Calculate Equilibrium and Demand Curve
There are n = 25 restaurants in a downtown area open for lunch. Each one has a monopoly on their specific cuisine (there is only one Italian, only one Mexican, only one Japanese, and so on for twenty-five different unique gastronomic alternatives). However, there is high substitutability from a customer's perspective, as diners like a variety depending on taste and, of course, prices. Restaurant I faces the following individual demand: Di(pi) = (1000/n) - pi. The cost function for restaurant I is C(xi) = xi^2 + 50.

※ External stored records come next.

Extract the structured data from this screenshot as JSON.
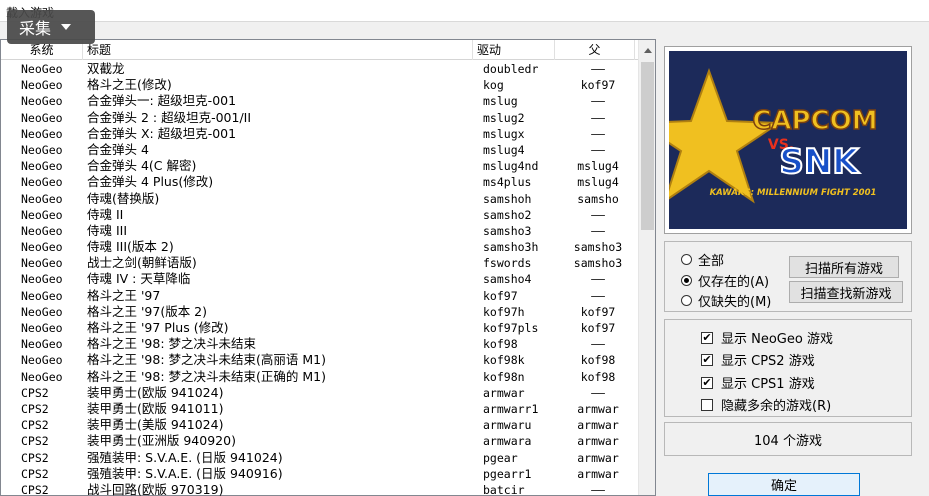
{
  "window": {
    "title": "载入游戏"
  },
  "capture_button": {
    "label": "采集"
  },
  "columns": {
    "system": "系统",
    "title": "标题",
    "driver": "驱动",
    "parent": "父"
  },
  "rows": [
    {
      "system": "NeoGeo",
      "title": "双截龙",
      "driver": "doubledr",
      "parent": "——"
    },
    {
      "system": "NeoGeo",
      "title": "格斗之王(修改)",
      "driver": "kog",
      "parent": "kof97"
    },
    {
      "system": "NeoGeo",
      "title": "合金弹头一: 超级坦克-001",
      "driver": "mslug",
      "parent": "——"
    },
    {
      "system": "NeoGeo",
      "title": "合金弹头 2 : 超级坦克-001/II",
      "driver": "mslug2",
      "parent": "——"
    },
    {
      "system": "NeoGeo",
      "title": "合金弹头 X: 超级坦克-001",
      "driver": "mslugx",
      "parent": "——"
    },
    {
      "system": "NeoGeo",
      "title": "合金弹头 4",
      "driver": "mslug4",
      "parent": "——"
    },
    {
      "system": "NeoGeo",
      "title": "合金弹头 4(C 解密)",
      "driver": "mslug4nd",
      "parent": "mslug4"
    },
    {
      "system": "NeoGeo",
      "title": "合金弹头 4 Plus(修改)",
      "driver": "ms4plus",
      "parent": "mslug4"
    },
    {
      "system": "NeoGeo",
      "title": "侍魂(替换版)",
      "driver": "samshoh",
      "parent": "samsho"
    },
    {
      "system": "NeoGeo",
      "title": "侍魂 II",
      "driver": "samsho2",
      "parent": "——"
    },
    {
      "system": "NeoGeo",
      "title": "侍魂 III",
      "driver": "samsho3",
      "parent": "——"
    },
    {
      "system": "NeoGeo",
      "title": "侍魂 III(版本 2)",
      "driver": "samsho3h",
      "parent": "samsho3"
    },
    {
      "system": "NeoGeo",
      "title": "战士之剑(朝鲜语版)",
      "driver": "fswords",
      "parent": "samsho3"
    },
    {
      "system": "NeoGeo",
      "title": "侍魂 IV : 天草降临",
      "driver": "samsho4",
      "parent": "——"
    },
    {
      "system": "NeoGeo",
      "title": "格斗之王 '97",
      "driver": "kof97",
      "parent": "——"
    },
    {
      "system": "NeoGeo",
      "title": "格斗之王 '97(版本 2)",
      "driver": "kof97h",
      "parent": "kof97"
    },
    {
      "system": "NeoGeo",
      "title": "格斗之王 '97 Plus (修改)",
      "driver": "kof97pls",
      "parent": "kof97"
    },
    {
      "system": "NeoGeo",
      "title": "格斗之王 '98: 梦之决斗未结束",
      "driver": "kof98",
      "parent": "——"
    },
    {
      "system": "NeoGeo",
      "title": "格斗之王 '98: 梦之决斗未结束(高丽语 M1)",
      "driver": "kof98k",
      "parent": "kof98"
    },
    {
      "system": "NeoGeo",
      "title": "格斗之王 '98: 梦之决斗未结束(正确的 M1)",
      "driver": "kof98n",
      "parent": "kof98"
    },
    {
      "system": "CPS2",
      "title": "装甲勇士(欧版 941024)",
      "driver": "armwar",
      "parent": "——"
    },
    {
      "system": "CPS2",
      "title": "装甲勇士(欧版 941011)",
      "driver": "armwarr1",
      "parent": "armwar"
    },
    {
      "system": "CPS2",
      "title": "装甲勇士(美版 941024)",
      "driver": "armwaru",
      "parent": "armwar"
    },
    {
      "system": "CPS2",
      "title": "装甲勇士(亚洲版 940920)",
      "driver": "armwara",
      "parent": "armwar"
    },
    {
      "system": "CPS2",
      "title": "强殖装甲: S.V.A.E. (日版 941024)",
      "driver": "pgear",
      "parent": "armwar"
    },
    {
      "system": "CPS2",
      "title": "强殖装甲: S.V.A.E. (日版 940916)",
      "driver": "pgearr1",
      "parent": "armwar"
    },
    {
      "system": "CPS2",
      "title": "战斗回路(欧版 970319)",
      "driver": "batcir",
      "parent": "——"
    }
  ],
  "filter": {
    "all": "全部",
    "existing": "仅存在的(A)",
    "missing": "仅缺失的(M)",
    "selected": "existing"
  },
  "buttons": {
    "scan_all": "扫描所有游戏",
    "scan_new": "扫描查找新游戏",
    "ok": "确定"
  },
  "options": [
    {
      "label": "显示 NeoGeo 游戏",
      "checked": true
    },
    {
      "label": "显示 CPS2 游戏",
      "checked": true
    },
    {
      "label": "显示 CPS1 游戏",
      "checked": true
    },
    {
      "label": "隐藏多余的游戏(R)",
      "checked": false
    }
  ],
  "status": {
    "game_count": "104 个游戏"
  },
  "preview": {
    "logo_top": "CAPCOM",
    "logo_vs": "VS.",
    "logo_bottom": "SNK",
    "logo_sub": "KAWAKS: MILLENNIUM FIGHT 2001"
  },
  "colors": {
    "preview_bg": "#1c2a5a",
    "logo_red": "#e8301c",
    "logo_gold": "#f0c020",
    "logo_blue": "#1850c8"
  }
}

a) What is the inverse demand curve that restaurant faces? What is the marginal revenue MRI and the marginal cost MCI?
b) How many customers xi will the restaurant I serve, and what price pi will it advertise?
c) How much profit will the restaurant make? Since all other restaurants have the same demand and costs as restaurant I, is having in this downtown profitable? With low barriers to entry how many new restaurants will open? As n increases, Di(Pi) falls until it is tangent to AC. Find equilibrium n for which profits are zero.

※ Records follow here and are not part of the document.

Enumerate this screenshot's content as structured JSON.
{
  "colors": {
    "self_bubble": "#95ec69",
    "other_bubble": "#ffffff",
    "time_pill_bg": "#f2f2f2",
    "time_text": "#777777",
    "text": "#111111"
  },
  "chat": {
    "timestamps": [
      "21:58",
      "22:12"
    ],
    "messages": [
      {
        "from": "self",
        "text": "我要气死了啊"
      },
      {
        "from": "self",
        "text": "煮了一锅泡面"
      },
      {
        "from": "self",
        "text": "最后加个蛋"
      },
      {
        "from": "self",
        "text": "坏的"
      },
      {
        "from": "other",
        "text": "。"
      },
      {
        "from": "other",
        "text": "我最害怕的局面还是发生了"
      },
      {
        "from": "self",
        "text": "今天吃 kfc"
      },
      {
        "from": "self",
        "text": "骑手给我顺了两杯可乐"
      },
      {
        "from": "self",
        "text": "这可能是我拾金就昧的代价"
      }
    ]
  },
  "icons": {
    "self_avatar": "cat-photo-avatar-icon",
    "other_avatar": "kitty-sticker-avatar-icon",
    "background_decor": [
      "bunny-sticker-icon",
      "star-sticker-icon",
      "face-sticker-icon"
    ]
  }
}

d) Starting from the long-run equilibrium n you found in part c, the cost of leases now increases, and the new cost function that each restaurant faces becomes C(Xi)=Xi^2 + 200. What is the new equilibrium number of firms in the market?
Solution:
a)
Qi=1000/25-pi=40-pi
Pi=40-Qi{ inverse demand}
MRi=40-2qi
MCi=∆TC/∆Q=2qi
b)
Firm Profit Maximizing quantity is at MRi=MCi
40-2qi=2qi
40=4qi
Qi=40)4=10
Pi=40-10=30
c)
πi = pi*xi – xi ^2 – 50
we have : xi = 10 and pi = 30,
then πi = 150
Yes it’s profitable because πi<0
ACi = C(xi) / xi = xi + 50 /xi
Min (ACi) :
∆ACi/∆xi = 0 ↔ 1 – 50/(xi^2) = 0 ↔ xi = √50
Pi = ACi↔ 1000/n - xi = xi + 50 /xi
↔ 1000/n = 2* xi + 50 /xi = 3*√50
↔n = 1000/ (3*√50)
↔ n = 47
d)
ACi = C(xi) / xi = xi + 200 /xi
Min (ACi) :
∆ACi/∆xi = 0 ↔ 1 – 200/(xi^2) = 0 ↔ xi = √200
Pi = ACi↔ 1000/n - xi = xi + 200 /xi
↔ 1000/n = 2* xi + 200 /xi = 3*√200
↔ n = 1000/ (3*√200)
↔ n = 24